Dans le cadre de la convention pluriannuelle 2023-2024, l’ASBL Toi Mon Endo a également coproduit un court métrage qui s’intitule «Derrière le sourire» et dont l’avant-première s’est déroulée le jeudi 27 mars 2025, veille de la Journée mondiale de l’endométriose. Ce court métrage de sensibilisation sera intégré à un kit pédagogique pour les animations en milieu scolaire, mais également pour un pu- blic plus large.
La convention pluriannuelle 2023-2024 de l’ASBL arrivant à échéance, la cellule «Droits des femmes» de mon cabinet évalue la possibilité de son renouvellement.
En ce qui concerne la prise en charge de l’endométriose, l’ASBL Toi Mon Endo a proposé au Centre fédéral d’expertise des soins de santé (KCE) de réaliser une étude intitulée «Comment améliorer la prise en charge de l’endométriose en Belgique?». Cette étude formule plusieurs recommandations pour optimiser la prise en charge de l’endométriose par les prestataires de soins de santé, dont la sensibilisation et la formation des professionnels de la santé, la création de cliniques multidisciplinaires de l’endométriose dans chaque réseau hospitalier et l’établissement de centres d’expertise plus spécialisés. Ces recommandations visent à structurer et à améliorer la qualité des soins dispensés aux patientes atteintes d’endométriose en Belgique, afin de garantir une prise en charge plus efficace et plus adaptée à la complexité de cette maladie.
Enfin, un plan de sensibilisation global destiné à l’ensemble des secteurs de la Fédération Wallonie-Bruxelles – l’enseignement, le sport ou la fonction publique et le lancement d’une campagne de sensibilisation pourraient être envisagés dans le cadre des discussions autour de la nouvelle stratégie relative aux droits des femmes de notre Fédération.

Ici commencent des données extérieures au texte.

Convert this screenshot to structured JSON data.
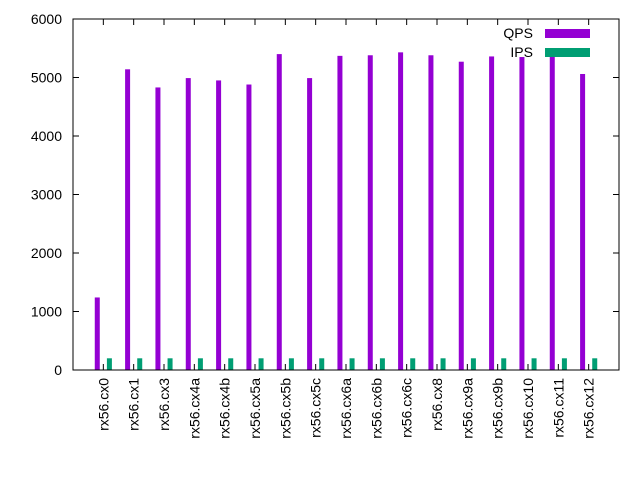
{
  "chart_data": {
    "type": "bar",
    "title": "",
    "xlabel": "",
    "ylabel": "",
    "ylim": [
      0,
      6000
    ],
    "yticks": [
      0,
      1000,
      2000,
      3000,
      4000,
      5000,
      6000
    ],
    "grid": false,
    "legend_position": "top-right",
    "categories": [
      "rx56.cx0",
      "rx56.cx1",
      "rx56.cx3",
      "rx56.cx4a",
      "rx56.cx4b",
      "rx56.cx5a",
      "rx56.cx5b",
      "rx56.cx5c",
      "rx56.cx6a",
      "rx56.cx6b",
      "rx56.cx6c",
      "rx56.cx8",
      "rx56.cx9a",
      "rx56.cx9b",
      "rx56.cx10",
      "rx56.cx11",
      "rx56.cx12"
    ],
    "series": [
      {
        "name": "QPS",
        "color": "#9400d3",
        "values": [
          1240,
          5140,
          4830,
          4990,
          4950,
          4880,
          5400,
          4990,
          5370,
          5380,
          5430,
          5380,
          5270,
          5360,
          5350,
          5450,
          5060
        ]
      },
      {
        "name": "IPS",
        "color": "#009e73",
        "values": [
          200,
          200,
          200,
          200,
          200,
          200,
          200,
          200,
          200,
          200,
          200,
          200,
          200,
          200,
          200,
          200,
          200
        ]
      }
    ]
  }
}
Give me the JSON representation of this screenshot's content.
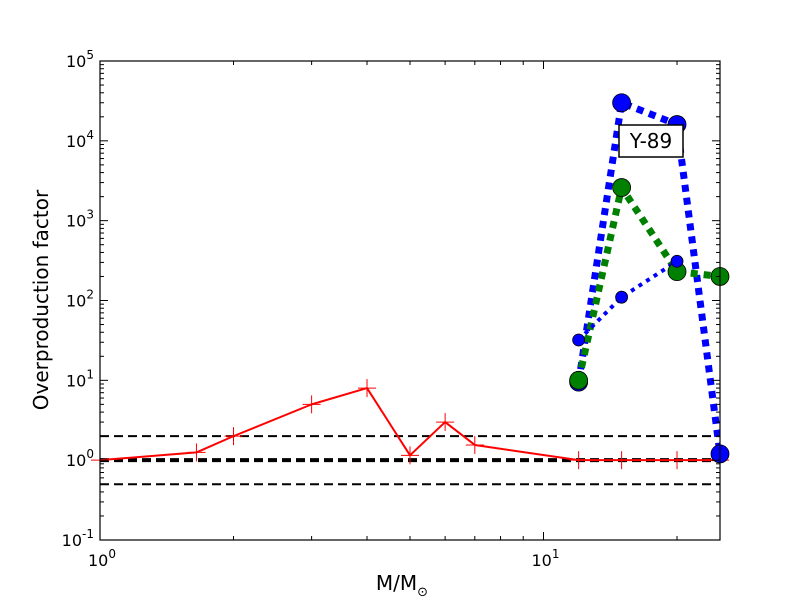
{
  "chart_data": {
    "type": "line",
    "xscale": "log",
    "yscale": "log",
    "xlim": [
      1,
      25
    ],
    "ylim": [
      0.1,
      100000
    ],
    "xlabel": "M/M",
    "xlabel_subscript": "⊙",
    "ylabel": "Overproduction factor",
    "annotation": "Y-89",
    "x_tick_labels": [
      {
        "value": 1,
        "base": "10",
        "exp": "0"
      },
      {
        "value": 10,
        "base": "10",
        "exp": "1"
      }
    ],
    "y_tick_labels": [
      {
        "value": 0.1,
        "base": "10",
        "exp": "-1"
      },
      {
        "value": 1,
        "base": "10",
        "exp": "0"
      },
      {
        "value": 10,
        "base": "10",
        "exp": "1"
      },
      {
        "value": 100,
        "base": "10",
        "exp": "2"
      },
      {
        "value": 1000,
        "base": "10",
        "exp": "3"
      },
      {
        "value": 10000,
        "base": "10",
        "exp": "4"
      },
      {
        "value": 100000,
        "base": "10",
        "exp": "5"
      }
    ],
    "reference_lines": [
      {
        "y": 2,
        "style": "dashed",
        "color": "#000000",
        "width": 2
      },
      {
        "y": 1,
        "style": "dashed",
        "color": "#000000",
        "width": 4
      },
      {
        "y": 0.5,
        "style": "dashed",
        "color": "#000000",
        "width": 2
      }
    ],
    "series": [
      {
        "color": "#ff0000",
        "line": "solid",
        "marker": "plus",
        "x": [
          1,
          1.65,
          2,
          3,
          4,
          5,
          6,
          7,
          12,
          15,
          20,
          25
        ],
        "y": [
          1,
          1.25,
          2,
          5,
          8,
          1.15,
          3,
          1.55,
          1,
          1,
          1,
          1
        ]
      },
      {
        "color": "#0000ff",
        "line": "dotted-thick",
        "marker": "circle-large",
        "x": [
          12,
          15,
          20,
          25
        ],
        "y": [
          9.5,
          30000,
          16000,
          1.2
        ]
      },
      {
        "color": "#008000",
        "line": "dotted-thick",
        "marker": "circle-large",
        "x": [
          12,
          15,
          20,
          25
        ],
        "y": [
          10,
          2600,
          230,
          200
        ]
      },
      {
        "color": "#0000ff",
        "line": "dotted-thin",
        "marker": "circle-small",
        "x": [
          12,
          15,
          20
        ],
        "y": [
          32,
          110,
          310
        ]
      }
    ]
  }
}
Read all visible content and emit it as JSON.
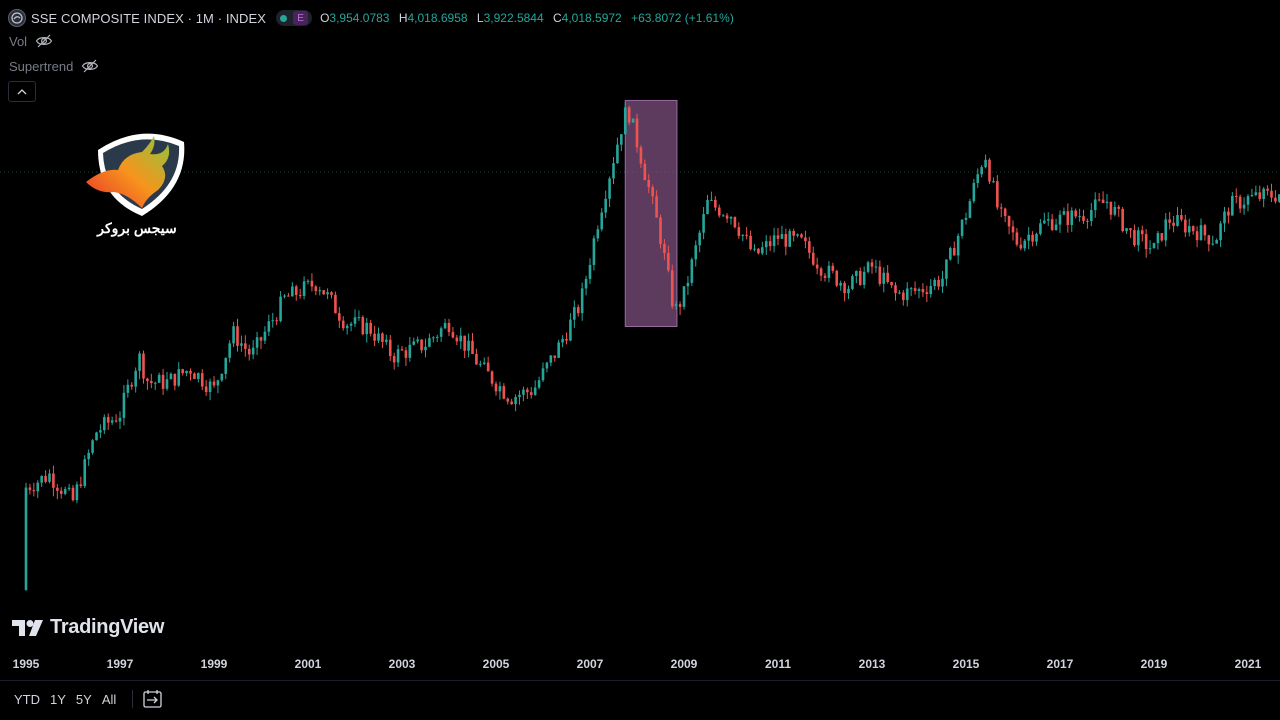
{
  "legend": {
    "symbol_icon": "exchange-logo-icon",
    "title": "SSE COMPOSITE INDEX · 1M · INDEX",
    "status_badge": "E",
    "ohlc": {
      "o_label": "O",
      "o_value": "3,954.0783",
      "h_label": "H",
      "h_value": "4,018.6958",
      "l_label": "L",
      "l_value": "3,922.5844",
      "c_label": "C",
      "c_value": "4,018.5972",
      "change": "+63.8072 (+1.61%)"
    }
  },
  "indicators": [
    {
      "label": "Vol",
      "icon": "eye-off-icon"
    },
    {
      "label": "Supertrend",
      "icon": "eye-off-icon"
    }
  ],
  "collapse_icon": "chevron-up-icon",
  "brand_logo": {
    "text": "سیجس بروکر",
    "icon": "bull-head-logo"
  },
  "watermark": {
    "text": "TradingView",
    "icon": "tradingview-logo-icon"
  },
  "colors": {
    "up": "#26a69a",
    "down": "#ef5350",
    "highlight": "#7b4f7f",
    "background": "#000000"
  },
  "chart_data": {
    "type": "candlestick",
    "title": "SSE COMPOSITE INDEX · 1M · INDEX",
    "interval": "1M",
    "x_tick_labels": [
      "1995",
      "1997",
      "1999",
      "2001",
      "2003",
      "2005",
      "2007",
      "2009",
      "2011",
      "2013",
      "2015",
      "2017",
      "2019",
      "2021"
    ],
    "xlim": [
      1995.0,
      2021.7
    ],
    "ylim": [
      300,
      6400
    ],
    "scale": "log",
    "approx_close_by_year": [
      [
        1995.0,
        650
      ],
      [
        1995.5,
        700
      ],
      [
        1996.0,
        600
      ],
      [
        1996.5,
        900
      ],
      [
        1997.0,
        1000
      ],
      [
        1997.4,
        1400
      ],
      [
        1997.6,
        1200
      ],
      [
        1998.0,
        1200
      ],
      [
        1998.5,
        1300
      ],
      [
        1999.0,
        1150
      ],
      [
        1999.4,
        1600
      ],
      [
        1999.8,
        1400
      ],
      [
        2000.5,
        1950
      ],
      [
        2001.2,
        2150
      ],
      [
        2001.8,
        1700
      ],
      [
        2002.3,
        1650
      ],
      [
        2002.8,
        1400
      ],
      [
        2003.5,
        1500
      ],
      [
        2004.0,
        1700
      ],
      [
        2004.7,
        1300
      ],
      [
        2005.3,
        1100
      ],
      [
        2005.8,
        1150
      ],
      [
        2006.3,
        1450
      ],
      [
        2006.8,
        1900
      ],
      [
        2007.2,
        3200
      ],
      [
        2007.7,
        5500
      ],
      [
        2007.8,
        5950
      ],
      [
        2008.1,
        4400
      ],
      [
        2008.5,
        2800
      ],
      [
        2008.8,
        1800
      ],
      [
        2009.0,
        2000
      ],
      [
        2009.5,
        3400
      ],
      [
        2010.0,
        3200
      ],
      [
        2010.5,
        2500
      ],
      [
        2011.0,
        2800
      ],
      [
        2011.5,
        2700
      ],
      [
        2012.0,
        2300
      ],
      [
        2012.5,
        2100
      ],
      [
        2013.0,
        2350
      ],
      [
        2013.5,
        2000
      ],
      [
        2014.0,
        2050
      ],
      [
        2014.5,
        2200
      ],
      [
        2015.0,
        3200
      ],
      [
        2015.4,
        4600
      ],
      [
        2015.7,
        3200
      ],
      [
        2016.1,
        2700
      ],
      [
        2016.7,
        3050
      ],
      [
        2017.5,
        3200
      ],
      [
        2018.0,
        3450
      ],
      [
        2018.5,
        2850
      ],
      [
        2019.0,
        2600
      ],
      [
        2019.3,
        3100
      ],
      [
        2019.8,
        2950
      ],
      [
        2020.3,
        2750
      ],
      [
        2020.6,
        3350
      ],
      [
        2021.0,
        3500
      ],
      [
        2021.7,
        3600
      ]
    ],
    "last_bar": {
      "open": 3954.0783,
      "high": 4018.6958,
      "low": 3922.5844,
      "close": 4018.5972
    },
    "highlight_range": {
      "from": 2007.75,
      "to": 2008.85,
      "low": 1660,
      "high": 6200,
      "label": ""
    },
    "grid": false
  },
  "bottom_bar": {
    "ranges": [
      "YTD",
      "1Y",
      "5Y",
      "All"
    ],
    "goto_icon": "calendar-goto-icon"
  }
}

En tant que médecin, je suis particulièrement préoccupé par cette question. J’insiste sur la nécessité de mettre l’accent sur un axe «Genre et santé» qui prendrait en compte une série de problématiques propres au genre, notamment l’endomé- triose. Vendredi dernier, l’ASBL Question Santé a d’ailleurs organisé un excellent colloque ayant abordé ces dimensions, que nous prendrons en compte dans les futurs plans.
Réplique de Mme Agic
Les chiffres récoltés par l’ASBL Toi Mon Endo dans les écoles prouvent à quel point il est important de soutenir cette initiative et ces animations, particulièrement parce qu’elles touchent à la fois les filles et les garçons. Au-delà de l’endométriose, il faut briser les tabous autour de la menstruation. C’est en ce sens que les animations, adressées aux filles et aux garçons, sont importantes. Les filles qui ne souffrent pas d’endométriose, tout comme les garçons, seront peut-être en effet un jour chef d’entreprise et en mesure de mieux comprendre ce que vivent les femmes qui travaillent à leurs côtés et qui souffrent régulièrement de cette pathologie.
Je me réjouis d’apprendre que cette thématique fera bientôt partie de la nouvelle stratégie «Droits des femmes». J’espère que le travail avance en collaboration avec les associations. Je me réjouis également que vous vous soyez saisi de cet axe genre/santé extrêmement intéressant pour la présente législature. Je pense d’ailleurs vous l’avoir dit à l’entame de cette dernière.
Pour ce qui est des subventions, je vous demande de ne pas faire languir les associations. Vous pouvez leur éviter une angoisse supplémentaire, d’autant qu’il n’est pas aisé de se lancer dans cette forme de don à la communauté.